As further witnessed by any number of economic crises from the Great Depression to the S&L Crisis to Japan’s Lost Decade (evidence of what happens when the government doesn’t get involved with rescuing the economy…), pure capitalism can be as evil as pure socialism.
I mean, let’s get real: those who argue for pure capitalism would support sending their senile parent, incapacitated spouse, and/or their children to the street in the event of their own hard-up demise, and history shows no matter how hard you work, everybody is one well-directed backhanded swipe of fate from a penniless end. So, don’t get all righteous and McCarthyistic on me when I say I’m in favor of a government that walks a fine-tuned line balanced between complete capitalism and complete socialism. And please forgive me for being harsh with the truth, but if you can’t understand the need for balance, then you’re an idiot, and that’s the reason the founding fathers created a constitutional republic for us instead of a true democracy, to have built-in protection from idiots like yourself :-) who might otherwise destroy the USA with good, however imbecilic, intentions.
But back to Rand’s novel…the story, the journey, the tale — that’s what has me hooked. For a 1000-page supposedly right-wing philosophical manifesto, there’s a lot more plot turns and twists than I’d expected, and I’m just really digging the slightly-but-not-quite-out-of-style 1950′s phraseology — there’s a captivating old-school quasi sci-fi noir feel to the whole business that’s ironically refreshing and striking primarily because that style of stodgy writing is rare these days.
Maybe most appealing of all, Rand paints a pretty picture around the plot. Reading Atlas Shrugged so far (I’m about a third of the way into it) is like walking through the attractively stark world of Edward Hopper, filled with our parents’ and grandparents’ gas stations, motels, restaurants, theaters, railroads, and city sidewalks, where people wore hats and suits to work, talked like Bogart and Bacall, and shared a smoke in the cafe after dinner.
Also, as witnessed by the recent propensity of Atlas Shrugged to jump off bookstore shelves, the novel is filled to the brim with mostly inversely apropos — but timely nevertheless — themes and situations.
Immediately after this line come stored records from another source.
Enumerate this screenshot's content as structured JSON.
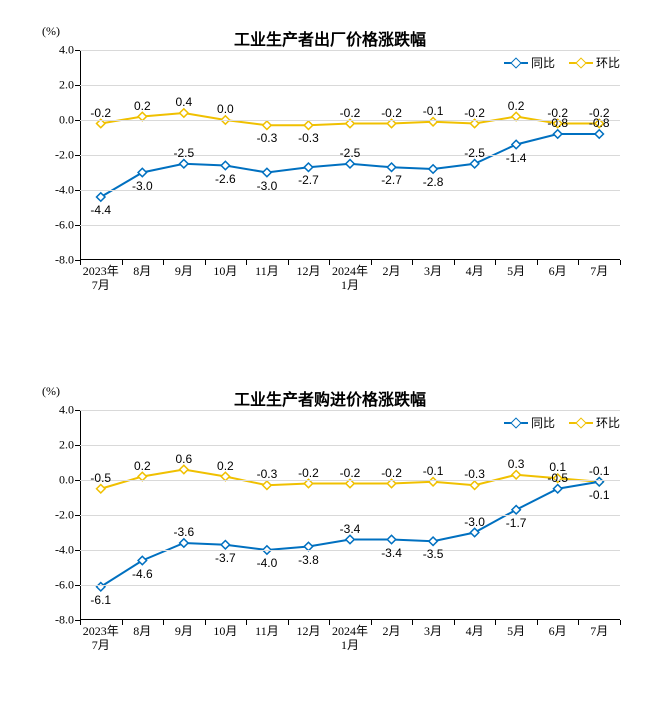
{
  "colors": {
    "series_yoy": "#0070c0",
    "series_mom": "#f0c000",
    "grid": "#d9d9d9",
    "axis": "#000000",
    "text": "#000000",
    "background": "#ffffff"
  },
  "chart_top": {
    "type": "line",
    "title": "工业生产者出厂价格涨跌幅",
    "yaxis_unit": "(%)",
    "ylim": [
      -8.0,
      4.0
    ],
    "ytick_step": 2.0,
    "yticks": [
      -8.0,
      -6.0,
      -4.0,
      -2.0,
      0.0,
      2.0,
      4.0
    ],
    "ytick_labels": [
      "-8.0",
      "-6.0",
      "-4.0",
      "-2.0",
      "0.0",
      "2.0",
      "4.0"
    ],
    "xtick_labels": [
      "2023年\n7月",
      "8月",
      "9月",
      "10月",
      "11月",
      "12月",
      "2024年\n1月",
      "2月",
      "3月",
      "4月",
      "5月",
      "6月",
      "7月"
    ],
    "legend": {
      "yoy": "同比",
      "mom": "环比"
    },
    "series_yoy": {
      "values": [
        -4.4,
        -3.0,
        -2.5,
        -2.6,
        -3.0,
        -2.7,
        -2.5,
        -2.7,
        -2.8,
        -2.5,
        -1.4,
        -0.8,
        -0.8
      ],
      "labels": [
        "-4.4",
        "-3.0",
        "-2.5",
        "-2.6",
        "-3.0",
        "-2.7",
        "-2.5",
        "-2.7",
        "-2.8",
        "-2.5",
        "-1.4",
        "-0.8",
        "-0.8"
      ],
      "label_side": [
        "below",
        "below",
        "above",
        "below",
        "below",
        "below",
        "above",
        "below",
        "below",
        "above",
        "below",
        "above",
        "above"
      ],
      "line_width": 2,
      "marker": "diamond",
      "marker_size": 6
    },
    "series_mom": {
      "values": [
        -0.2,
        0.2,
        0.4,
        0.0,
        -0.3,
        -0.3,
        -0.2,
        -0.2,
        -0.1,
        -0.2,
        0.2,
        -0.2,
        -0.2
      ],
      "labels": [
        "-0.2",
        "0.2",
        "0.4",
        "0.0",
        "-0.3",
        "-0.3",
        "-0.2",
        "-0.2",
        "-0.1",
        "-0.2",
        "0.2",
        "-0.2",
        "-0.2"
      ],
      "label_side": [
        "above",
        "above",
        "above",
        "above",
        "below",
        "below",
        "above",
        "above",
        "above",
        "above",
        "above",
        "above",
        "above"
      ],
      "line_width": 2,
      "marker": "diamond",
      "marker_size": 6
    }
  },
  "chart_bottom": {
    "type": "line",
    "title": "工业生产者购进价格涨跌幅",
    "yaxis_unit": "(%)",
    "ylim": [
      -8.0,
      4.0
    ],
    "ytick_step": 2.0,
    "yticks": [
      -8.0,
      -6.0,
      -4.0,
      -2.0,
      0.0,
      2.0,
      4.0
    ],
    "ytick_labels": [
      "-8.0",
      "-6.0",
      "-4.0",
      "-2.0",
      "0.0",
      "2.0",
      "4.0"
    ],
    "xtick_labels": [
      "2023年\n7月",
      "8月",
      "9月",
      "10月",
      "11月",
      "12月",
      "2024年\n1月",
      "2月",
      "3月",
      "4月",
      "5月",
      "6月",
      "7月"
    ],
    "legend": {
      "yoy": "同比",
      "mom": "环比"
    },
    "series_yoy": {
      "values": [
        -6.1,
        -4.6,
        -3.6,
        -3.7,
        -4.0,
        -3.8,
        -3.4,
        -3.4,
        -3.5,
        -3.0,
        -1.7,
        -0.5,
        -0.1
      ],
      "labels": [
        "-6.1",
        "-4.6",
        "-3.6",
        "-3.7",
        "-4.0",
        "-3.8",
        "-3.4",
        "-3.4",
        "-3.5",
        "-3.0",
        "-1.7",
        "-0.5",
        "-0.1"
      ],
      "label_side": [
        "below",
        "below",
        "above",
        "below",
        "below",
        "below",
        "above",
        "below",
        "below",
        "above",
        "below",
        "above",
        "below"
      ],
      "line_width": 2,
      "marker": "diamond",
      "marker_size": 6
    },
    "series_mom": {
      "values": [
        -0.5,
        0.2,
        0.6,
        0.2,
        -0.3,
        -0.2,
        -0.2,
        -0.2,
        -0.1,
        -0.3,
        0.3,
        0.1,
        -0.1
      ],
      "labels": [
        "-0.5",
        "0.2",
        "0.6",
        "0.2",
        "-0.3",
        "-0.2",
        "-0.2",
        "-0.2",
        "-0.1",
        "-0.3",
        "0.3",
        "0.1",
        "-0.1"
      ],
      "label_side": [
        "above",
        "above",
        "above",
        "above",
        "above",
        "above",
        "above",
        "above",
        "above",
        "above",
        "above",
        "above",
        "above"
      ],
      "line_width": 2,
      "marker": "diamond",
      "marker_size": 6
    }
  }
}
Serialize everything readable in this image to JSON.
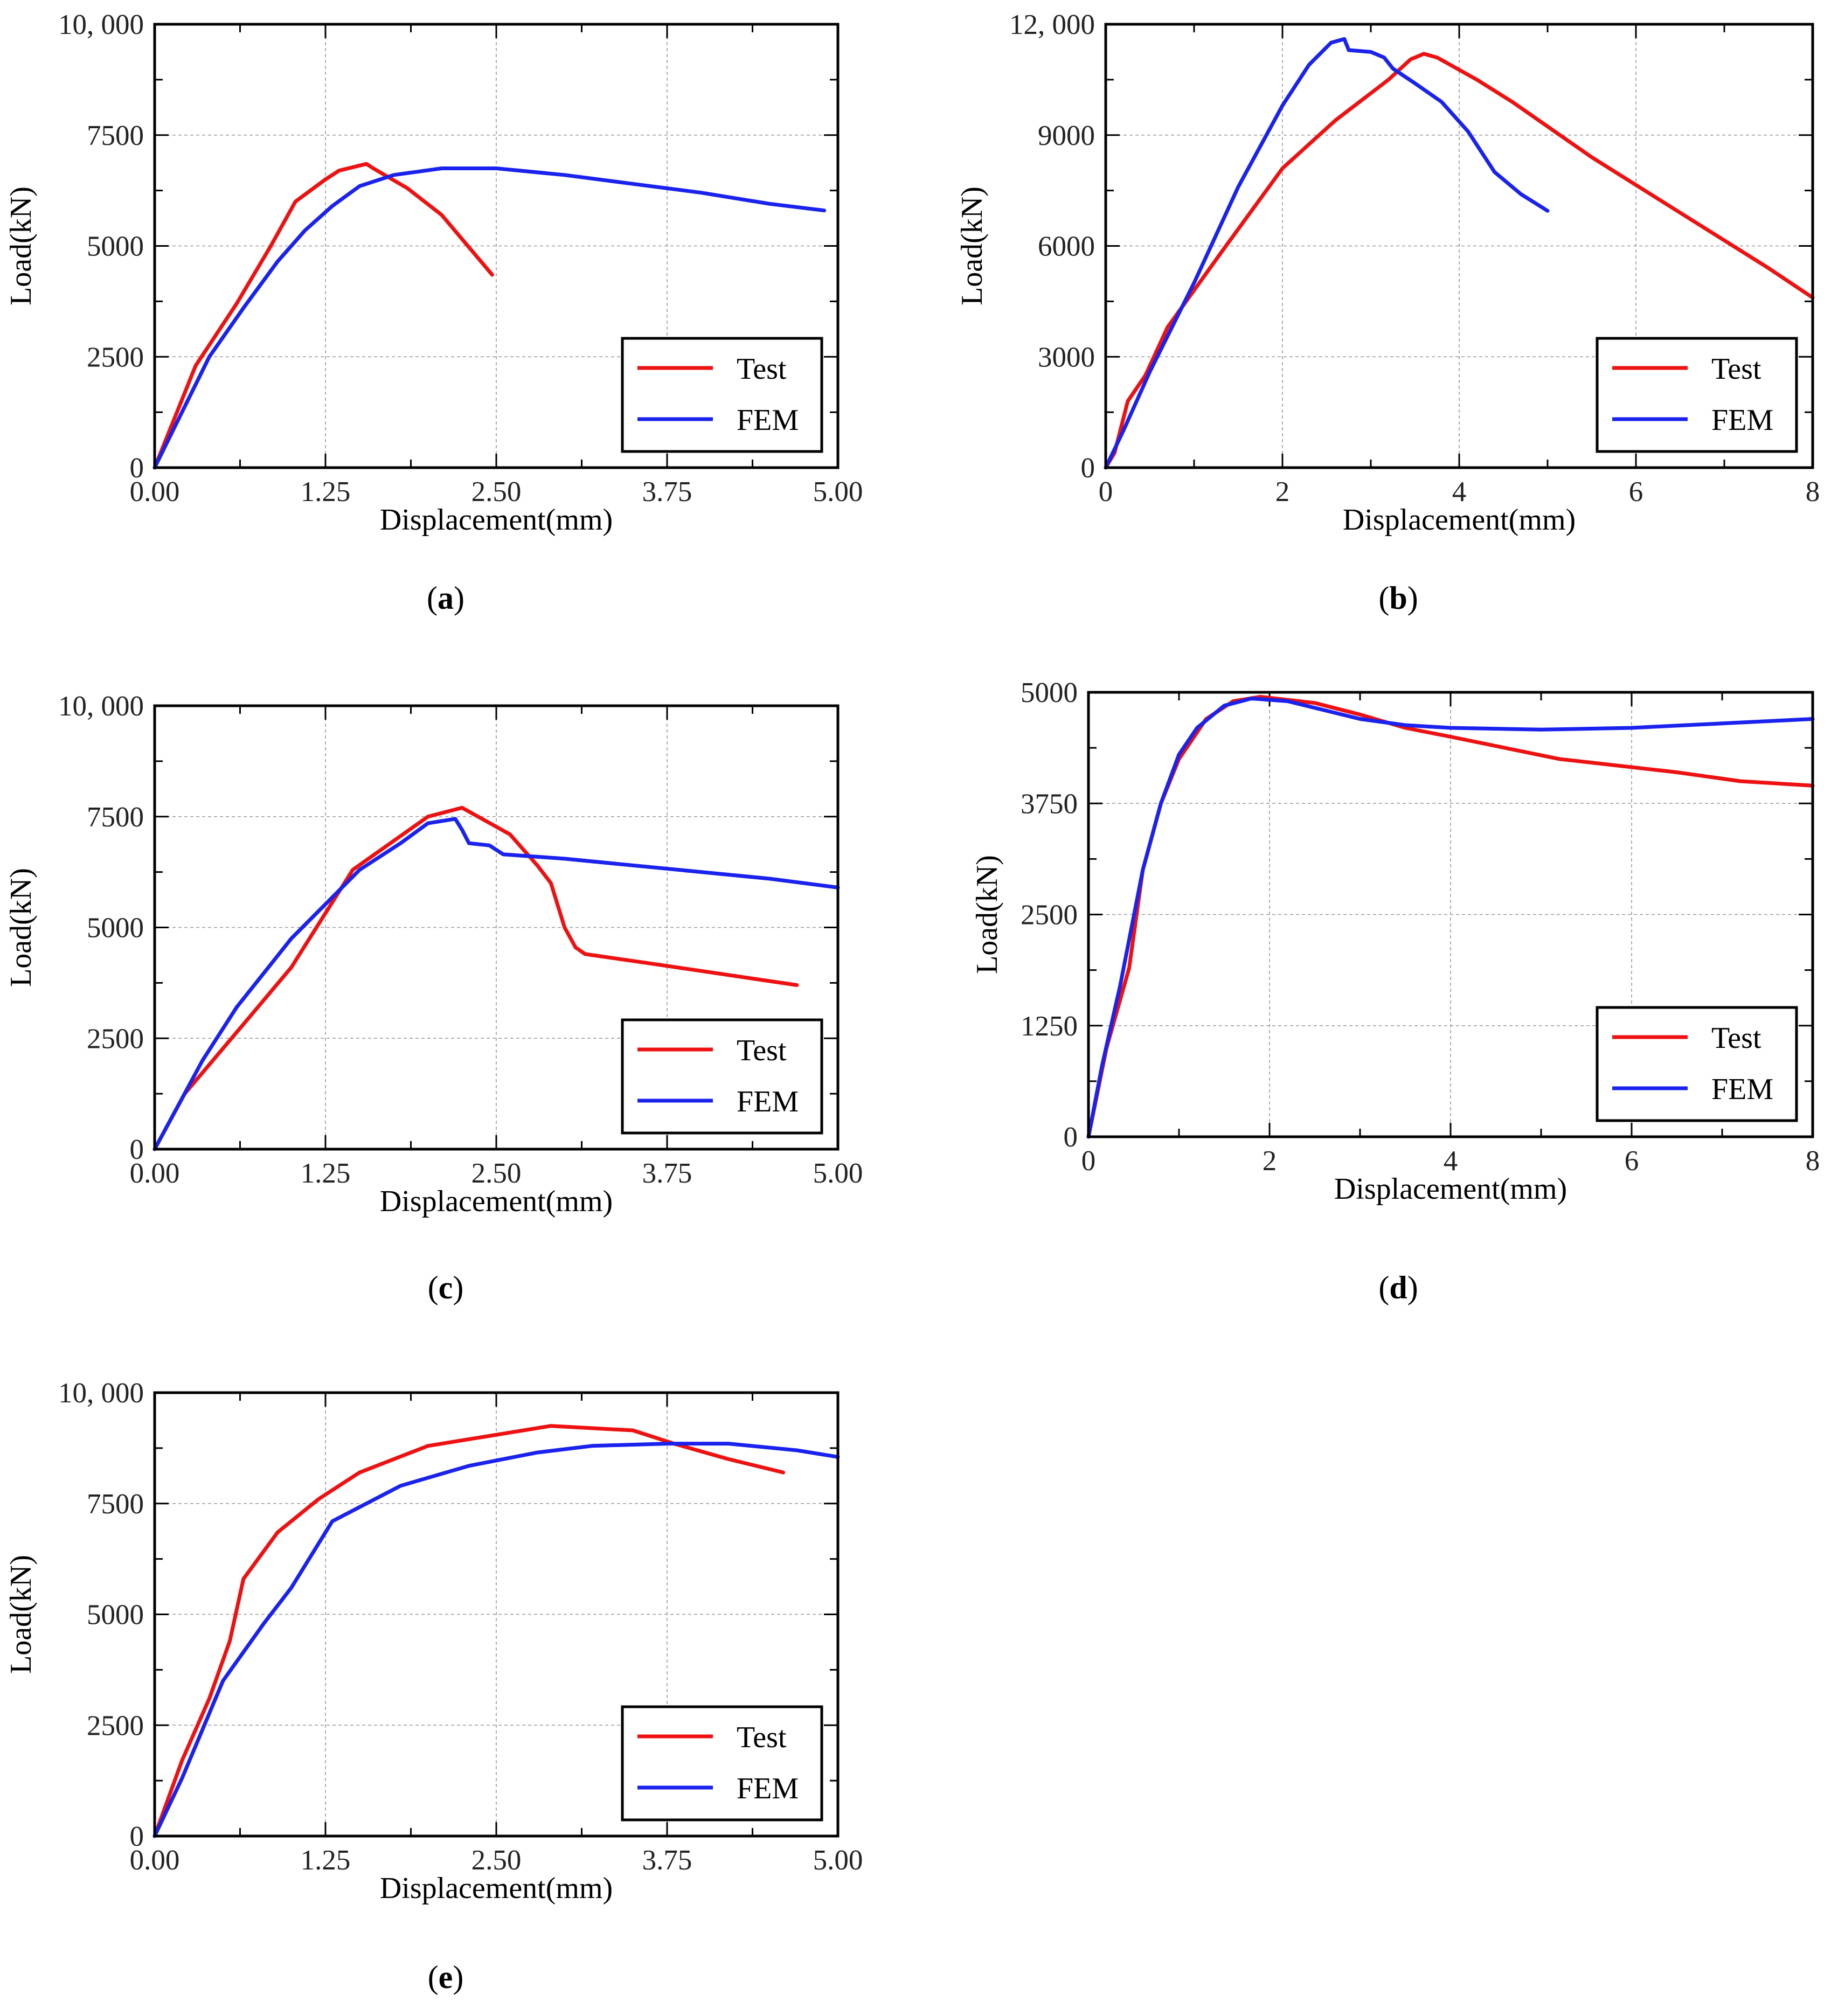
{
  "colors": {
    "test": "#ee1111",
    "fem": "#1a22ee",
    "grid": "#999999",
    "axis": "#000000"
  },
  "legend": {
    "placement": "bottom-right"
  },
  "chart_data": [
    {
      "id": "a",
      "panel_label": "a",
      "type": "line",
      "xlabel": "Displacement(mm)",
      "ylabel": "Load(kN)",
      "xlim": [
        0,
        5
      ],
      "ylim": [
        0,
        10000
      ],
      "xticks": [
        0,
        1.25,
        2.5,
        3.75,
        5
      ],
      "xtick_labels": [
        "0.00",
        "1.25",
        "2.50",
        "3.75",
        "5.00"
      ],
      "yticks": [
        0,
        2500,
        5000,
        7500,
        10000
      ],
      "ytick_labels": [
        "0",
        "2500",
        "5000",
        "7500",
        "10, 000"
      ],
      "grid": true,
      "series": [
        {
          "name": "Test",
          "color_key": "test",
          "points": [
            [
              0,
              0
            ],
            [
              0.3,
              2300
            ],
            [
              0.6,
              3700
            ],
            [
              0.85,
              5000
            ],
            [
              1.03,
              6000
            ],
            [
              1.25,
              6500
            ],
            [
              1.35,
              6700
            ],
            [
              1.55,
              6850
            ],
            [
              1.6,
              6750
            ],
            [
              1.85,
              6300
            ],
            [
              2.1,
              5700
            ],
            [
              2.47,
              4350
            ]
          ]
        },
        {
          "name": "FEM",
          "color_key": "fem",
          "points": [
            [
              0,
              0
            ],
            [
              0.4,
              2500
            ],
            [
              0.65,
              3600
            ],
            [
              0.9,
              4650
            ],
            [
              1.1,
              5350
            ],
            [
              1.3,
              5900
            ],
            [
              1.5,
              6350
            ],
            [
              1.75,
              6600
            ],
            [
              2.1,
              6750
            ],
            [
              2.5,
              6750
            ],
            [
              3.0,
              6600
            ],
            [
              3.5,
              6400
            ],
            [
              4.0,
              6200
            ],
            [
              4.5,
              5950
            ],
            [
              4.9,
              5800
            ]
          ]
        }
      ]
    },
    {
      "id": "b",
      "panel_label": "b",
      "type": "line",
      "xlabel": "Displacement(mm)",
      "ylabel": "Load(kN)",
      "xlim": [
        0,
        8
      ],
      "ylim": [
        0,
        12000
      ],
      "xticks": [
        0,
        2,
        4,
        6,
        8
      ],
      "xtick_labels": [
        "0",
        "2",
        "4",
        "6",
        "8"
      ],
      "yticks": [
        0,
        3000,
        6000,
        9000,
        12000
      ],
      "ytick_labels": [
        "0",
        "3000",
        "6000",
        "9000",
        "12, 000"
      ],
      "grid": true,
      "series": [
        {
          "name": "Test",
          "color_key": "test",
          "points": [
            [
              0,
              0
            ],
            [
              0.1,
              400
            ],
            [
              0.25,
              1800
            ],
            [
              0.45,
              2500
            ],
            [
              0.7,
              3800
            ],
            [
              1.3,
              5800
            ],
            [
              2.0,
              8100
            ],
            [
              2.6,
              9400
            ],
            [
              3.2,
              10500
            ],
            [
              3.45,
              11050
            ],
            [
              3.6,
              11200
            ],
            [
              3.75,
              11100
            ],
            [
              4.2,
              10500
            ],
            [
              4.6,
              9900
            ],
            [
              5.5,
              8400
            ],
            [
              6.5,
              6900
            ],
            [
              7.5,
              5400
            ],
            [
              8.0,
              4600
            ]
          ]
        },
        {
          "name": "FEM",
          "color_key": "fem",
          "points": [
            [
              0,
              0
            ],
            [
              0.2,
              1000
            ],
            [
              0.5,
              2600
            ],
            [
              1.0,
              5000
            ],
            [
              1.5,
              7600
            ],
            [
              2.0,
              9800
            ],
            [
              2.3,
              10900
            ],
            [
              2.55,
              11500
            ],
            [
              2.7,
              11600
            ],
            [
              2.75,
              11300
            ],
            [
              3.0,
              11250
            ],
            [
              3.15,
              11100
            ],
            [
              3.25,
              10800
            ],
            [
              3.5,
              10400
            ],
            [
              3.8,
              9900
            ],
            [
              4.1,
              9100
            ],
            [
              4.4,
              8000
            ],
            [
              4.7,
              7400
            ],
            [
              5.0,
              6950
            ]
          ]
        }
      ]
    },
    {
      "id": "c",
      "panel_label": "c",
      "type": "line",
      "xlabel": "Displacement(mm)",
      "ylabel": "Load(kN)",
      "xlim": [
        0,
        5
      ],
      "ylim": [
        0,
        10000
      ],
      "xticks": [
        0,
        1.25,
        2.5,
        3.75,
        5
      ],
      "xtick_labels": [
        "0.00",
        "1.25",
        "2.50",
        "3.75",
        "5.00"
      ],
      "yticks": [
        0,
        2500,
        5000,
        7500,
        10000
      ],
      "ytick_labels": [
        "0",
        "2500",
        "5000",
        "7500",
        "10, 000"
      ],
      "grid": true,
      "series": [
        {
          "name": "Test",
          "color_key": "test",
          "points": [
            [
              0,
              0
            ],
            [
              0.22,
              1250
            ],
            [
              0.7,
              3000
            ],
            [
              1.0,
              4100
            ],
            [
              1.45,
              6300
            ],
            [
              2.0,
              7500
            ],
            [
              2.25,
              7700
            ],
            [
              2.6,
              7100
            ],
            [
              2.8,
              6400
            ],
            [
              2.9,
              6000
            ],
            [
              3.0,
              5000
            ],
            [
              3.08,
              4550
            ],
            [
              3.15,
              4400
            ],
            [
              3.6,
              4200
            ],
            [
              4.7,
              3700
            ]
          ]
        },
        {
          "name": "FEM",
          "color_key": "fem",
          "points": [
            [
              0,
              0
            ],
            [
              0.35,
              2000
            ],
            [
              0.6,
              3200
            ],
            [
              1.0,
              4750
            ],
            [
              1.5,
              6300
            ],
            [
              1.8,
              6900
            ],
            [
              2.0,
              7350
            ],
            [
              2.2,
              7450
            ],
            [
              2.25,
              7200
            ],
            [
              2.3,
              6900
            ],
            [
              2.45,
              6850
            ],
            [
              2.55,
              6650
            ],
            [
              3.0,
              6550
            ],
            [
              3.5,
              6400
            ],
            [
              4.0,
              6250
            ],
            [
              4.5,
              6100
            ],
            [
              5.0,
              5900
            ]
          ]
        }
      ]
    },
    {
      "id": "d",
      "panel_label": "d",
      "type": "line",
      "xlabel": "Displacement(mm)",
      "ylabel": "Load(kN)",
      "xlim": [
        0,
        8
      ],
      "ylim": [
        0,
        5000
      ],
      "xticks": [
        0,
        2,
        4,
        6,
        8
      ],
      "xtick_labels": [
        "0",
        "2",
        "4",
        "6",
        "8"
      ],
      "yticks": [
        0,
        1250,
        2500,
        3750,
        5000
      ],
      "ytick_labels": [
        "0",
        "1250",
        "2500",
        "3750",
        "5000"
      ],
      "grid": true,
      "series": [
        {
          "name": "Test",
          "color_key": "test",
          "points": [
            [
              0,
              0
            ],
            [
              0.2,
              1000
            ],
            [
              0.45,
              1900
            ],
            [
              0.6,
              3000
            ],
            [
              0.8,
              3750
            ],
            [
              1.0,
              4250
            ],
            [
              1.3,
              4700
            ],
            [
              1.6,
              4900
            ],
            [
              1.9,
              4950
            ],
            [
              2.5,
              4880
            ],
            [
              3.0,
              4750
            ],
            [
              3.5,
              4600
            ],
            [
              4.0,
              4500
            ],
            [
              5.2,
              4250
            ],
            [
              6.5,
              4100
            ],
            [
              7.2,
              4000
            ],
            [
              8.0,
              3950
            ]
          ]
        },
        {
          "name": "FEM",
          "color_key": "fem",
          "points": [
            [
              0,
              0
            ],
            [
              0.15,
              800
            ],
            [
              0.35,
              1700
            ],
            [
              0.6,
              3000
            ],
            [
              0.8,
              3750
            ],
            [
              1.0,
              4300
            ],
            [
              1.2,
              4600
            ],
            [
              1.5,
              4850
            ],
            [
              1.8,
              4930
            ],
            [
              2.2,
              4900
            ],
            [
              2.6,
              4800
            ],
            [
              3.0,
              4700
            ],
            [
              3.5,
              4630
            ],
            [
              4.0,
              4600
            ],
            [
              5.0,
              4580
            ],
            [
              6.0,
              4600
            ],
            [
              7.0,
              4650
            ],
            [
              8.0,
              4700
            ]
          ]
        }
      ]
    },
    {
      "id": "e",
      "panel_label": "e",
      "type": "line",
      "xlabel": "Displacement(mm)",
      "ylabel": "Load(kN)",
      "xlim": [
        0,
        5
      ],
      "ylim": [
        0,
        10000
      ],
      "xticks": [
        0,
        1.25,
        2.5,
        3.75,
        5
      ],
      "xtick_labels": [
        "0.00",
        "1.25",
        "2.50",
        "3.75",
        "5.00"
      ],
      "yticks": [
        0,
        2500,
        5000,
        7500,
        10000
      ],
      "ytick_labels": [
        "0",
        "2500",
        "5000",
        "7500",
        "10, 000"
      ],
      "grid": true,
      "series": [
        {
          "name": "Test",
          "color_key": "test",
          "points": [
            [
              0,
              0
            ],
            [
              0.2,
              1700
            ],
            [
              0.4,
              3100
            ],
            [
              0.55,
              4400
            ],
            [
              0.65,
              5800
            ],
            [
              0.9,
              6850
            ],
            [
              1.2,
              7600
            ],
            [
              1.5,
              8200
            ],
            [
              2.0,
              8800
            ],
            [
              2.5,
              9050
            ],
            [
              2.9,
              9250
            ],
            [
              3.5,
              9150
            ],
            [
              3.8,
              8850
            ],
            [
              4.2,
              8500
            ],
            [
              4.6,
              8200
            ]
          ]
        },
        {
          "name": "FEM",
          "color_key": "fem",
          "points": [
            [
              0,
              0
            ],
            [
              0.2,
              1300
            ],
            [
              0.5,
              3500
            ],
            [
              0.8,
              4800
            ],
            [
              1.0,
              5600
            ],
            [
              1.3,
              7100
            ],
            [
              1.8,
              7900
            ],
            [
              2.3,
              8350
            ],
            [
              2.8,
              8650
            ],
            [
              3.2,
              8800
            ],
            [
              3.75,
              8850
            ],
            [
              4.2,
              8850
            ],
            [
              4.7,
              8700
            ],
            [
              5.0,
              8550
            ]
          ]
        }
      ]
    }
  ]
}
But I have another theory why it’s popular: like the black-and-white era it hails from, there are few gray areas in this story. In today’s world, where nearly every debate seems filled with more gray areas than black or white, a simplistic world like the one in Atlas Shrugged is a refreshing escape from our current convoluted state of affairs. And that’s a big reason people read books: escapist entertainment. On that front, Atlas Shrugged delivers.
So, have no fear; just because I’m enjoying Atlas Shrugged, I’ve not gone to the dark side anymore than I endorse the real-life mafia while savoring Don Vito Corleone‘s every word and gesture each time I watch The Godfather. I’m just enjoying a good read with larger-than-life characters. I mean, it’s fun to root for imaginary elitist bourgeois industrialists, like it’s fun to pull for renegade cops like Harry Callahan; you just wouldn’t want to see these characters running around in the real hard-boiled world.